As president of the Aboriginal Council of Winnipeg, Damon Johnston also weighed in on the GLBI. Johnston has been a voice of advocacy for the Indigenous community since 1994.
Like others, Johnston believes that a GLBI would turn the tide of perpetual poverty among his people, an outcome he says is the result of segregation through the reserve system.
“There was never any thought, that I can see, given to economic development and creating opportunity for Indigenous people’s participation in the economy,” Johnston says. “In fact, there were clauses in the Indian Act that prevented that.”
Still, Johnston says he’s more interested in finding solutions than pinpointing who’s to blame for the current reality.
Ben Earl rounded out the panellists at the September 11 roundtable.
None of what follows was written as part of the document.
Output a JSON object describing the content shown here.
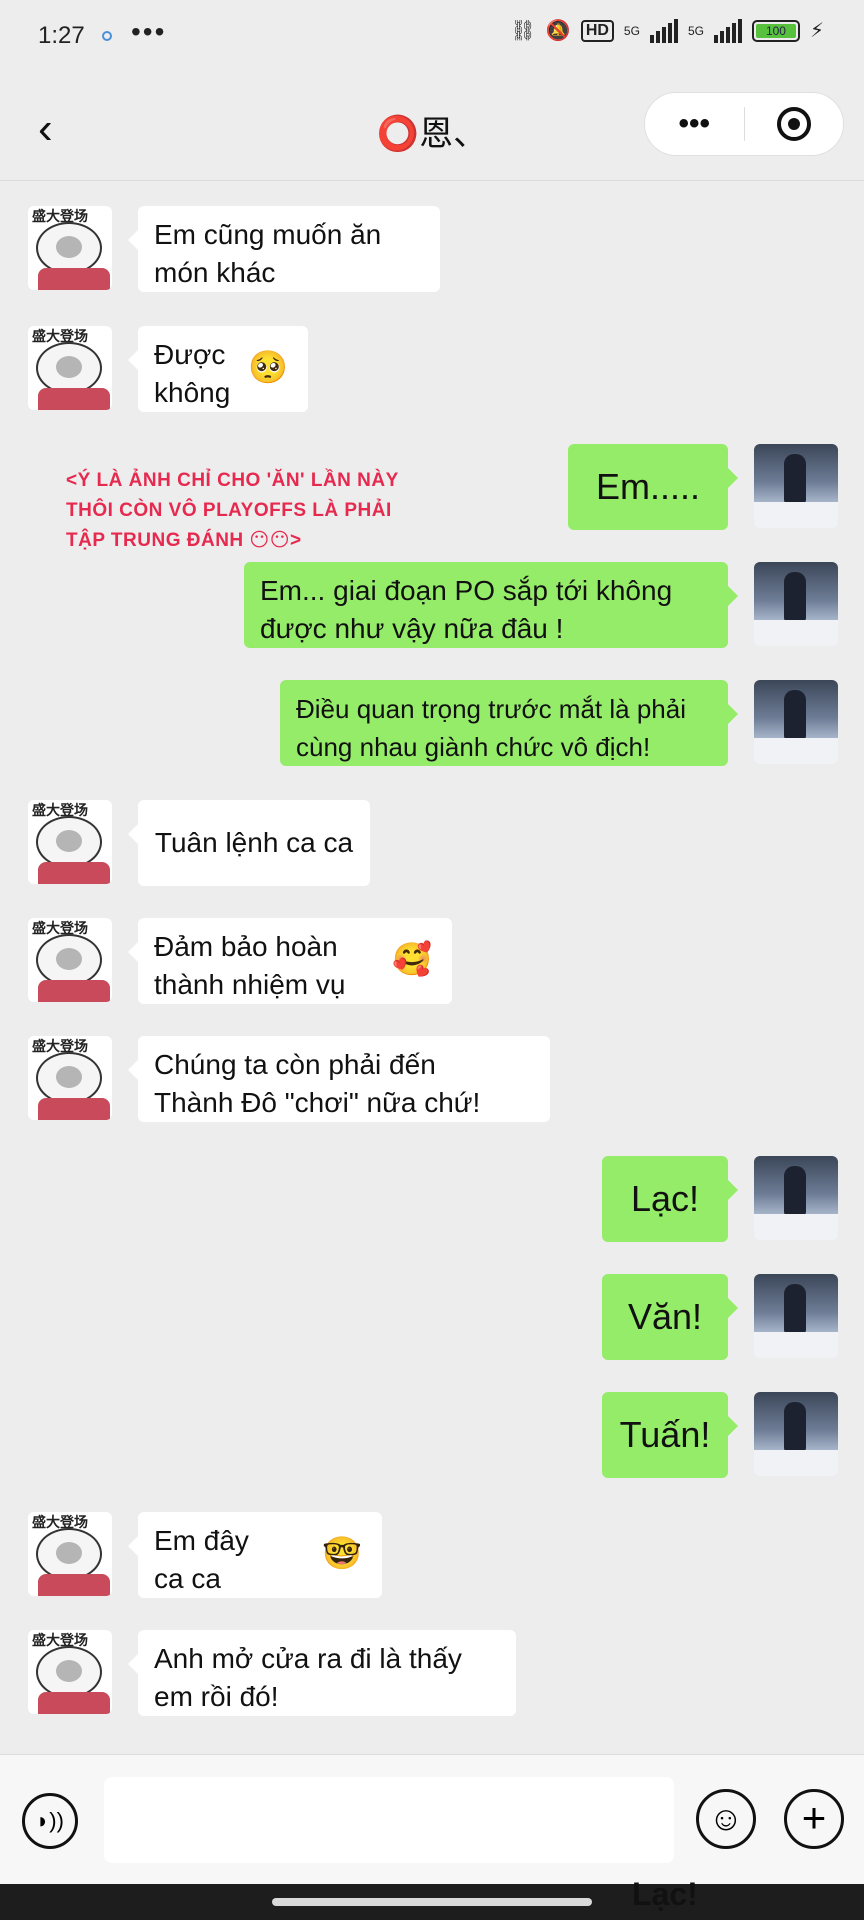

Earl is the CEO of Feed the Need in Durham, Ontario and general manager of the Basic Income Canada Network.
“I believe that the crisis we’re facing around food insecurity is one of the most alarming because it’s so foundational to the health of all Canadians,” Earl says. “It’s the great leveller—food. We all need it.”
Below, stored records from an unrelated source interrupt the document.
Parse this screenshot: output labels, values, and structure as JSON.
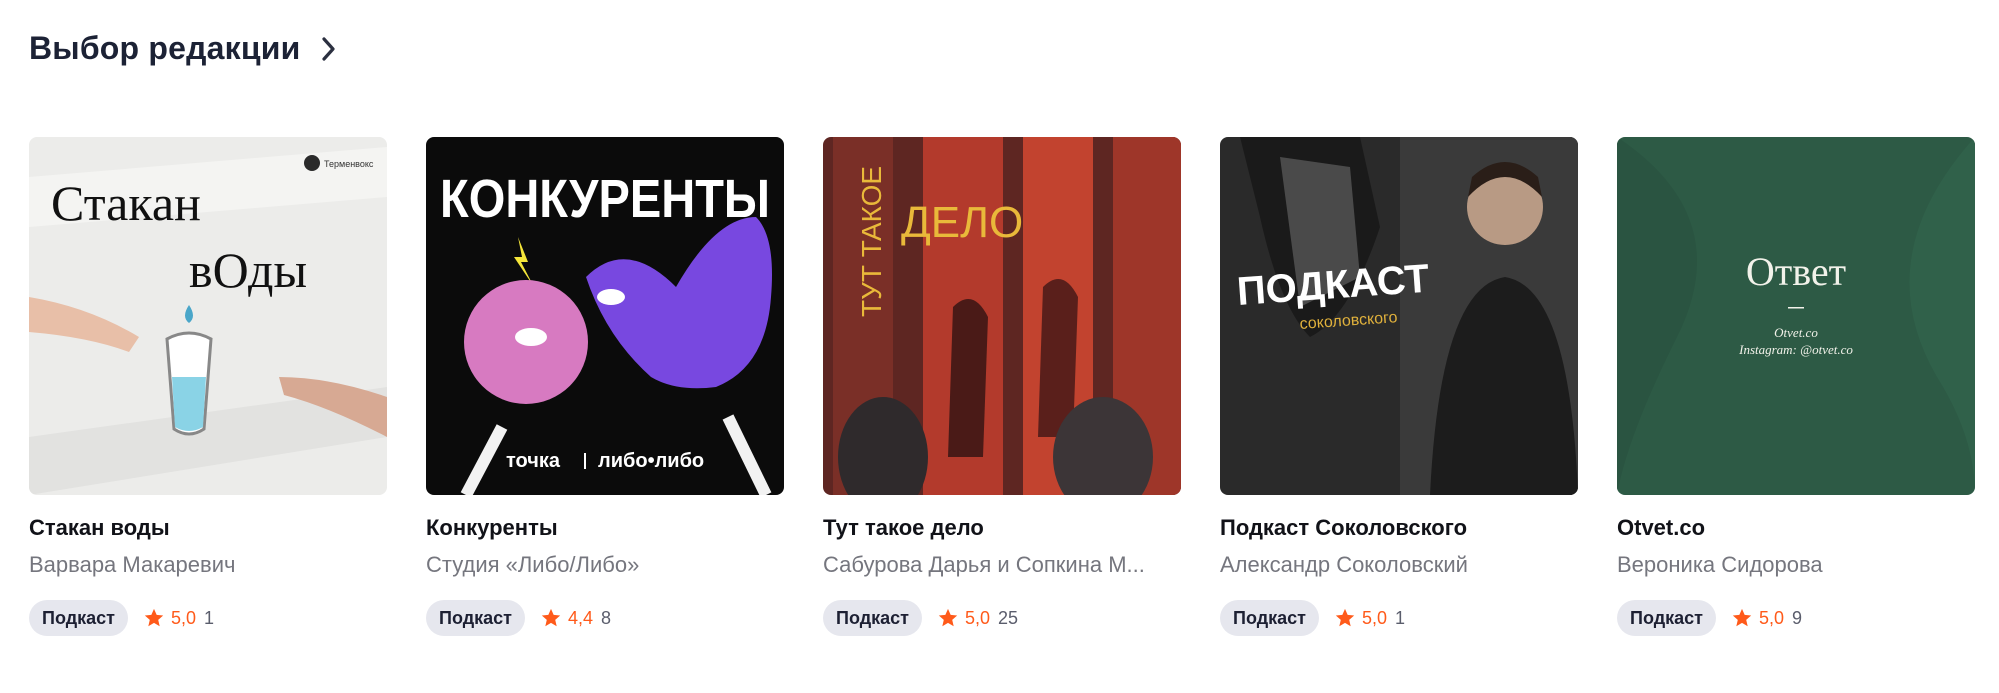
{
  "section": {
    "title": "Выбор редакции",
    "chevron_icon": "chevron-right-icon"
  },
  "colors": {
    "accent_star": "#ff5a1a",
    "badge_bg": "#e6e7ee"
  },
  "cards": [
    {
      "title": "Стакан воды",
      "author": "Варвара Макаревич",
      "badge": "Подкаст",
      "rating": "5,0",
      "count": "1",
      "cover": {
        "line1": "Стакан",
        "line2": "вОды",
        "logo": "Терменвокс"
      }
    },
    {
      "title": "Конкуренты",
      "author": "Студия «Либо/Либо»",
      "badge": "Подкаст",
      "rating": "4,4",
      "count": "8",
      "cover": {
        "headline": "КОНКУРЕНТЫ",
        "brand_left": "точка",
        "brand_right": "либо•либо"
      }
    },
    {
      "title": "Тут такое дело",
      "author": "Сабурова Дарья и Сопкина М...",
      "badge": "Подкаст",
      "rating": "5,0",
      "count": "25",
      "cover": {
        "vertical_a": "ТУТ ТАКОЕ",
        "vertical_b": "ДЕЛО"
      }
    },
    {
      "title": "Подкаст Соколовского",
      "author": "Александр Соколовский",
      "badge": "Подкаст",
      "rating": "5,0",
      "count": "1",
      "cover": {
        "headline": "ПОДКАСТ",
        "sub": "соколовского"
      }
    },
    {
      "title": "Otvet.co",
      "author": "Вероника Сидорова",
      "badge": "Подкаст",
      "rating": "5,0",
      "count": "9",
      "cover": {
        "logo": "Ответ",
        "line1": "Otvet.co",
        "line2": "Instagram: @otvet.co"
      }
    }
  ]
}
Earl says that, according to statistics, 8.7 million Canadians reported being food insecure in 2023. This is an increase of 1.8 million over the year prior and an increase of almost 3 million since 2020.
The alarming aspect of this stat, Earl says, is that these growing numbers include people who are already working full-time and, in many cases, come from dual-income households.
This puts an unnecessary strain on volunteer foodbanks that are there to serve as an emergency response system for Canadians who find themselves in short-term economic stress. They cannot be sustained as a long-term solution for a growing number of Canadians.
Based on a pilot program run in Ontario in past years, Earl says that providing people with a guaranteed minimum income didn’t just increase people’s access to food; it increased their access to the right kinds of food.
“If they had special diets or if they wanted access to fresh fruits and vegetables, [they could buy those],” Earl says.
Moral Imperative
Gazan says that Bill C-223 is at a critical juncture. If it passes second reading in Parliament, it will move to a parliamentary committee for further study. This would be the first time in history that such a committee studied basic income.
“It’s a huge opportunity even if it doesn’t make it to third reading within the election cycle,” says Gazan. “Let’s make this one of the main election issues going into the next federal election.”
Gazan is urging every Canadian to reach out to their federal and provincial MPs to advocate on behalf of Bill C-223.
“It’s not just a moral imperative,” Gazan says. “It’s a constitutional obligation… to uphold the basic human rights of all people living in Canada.”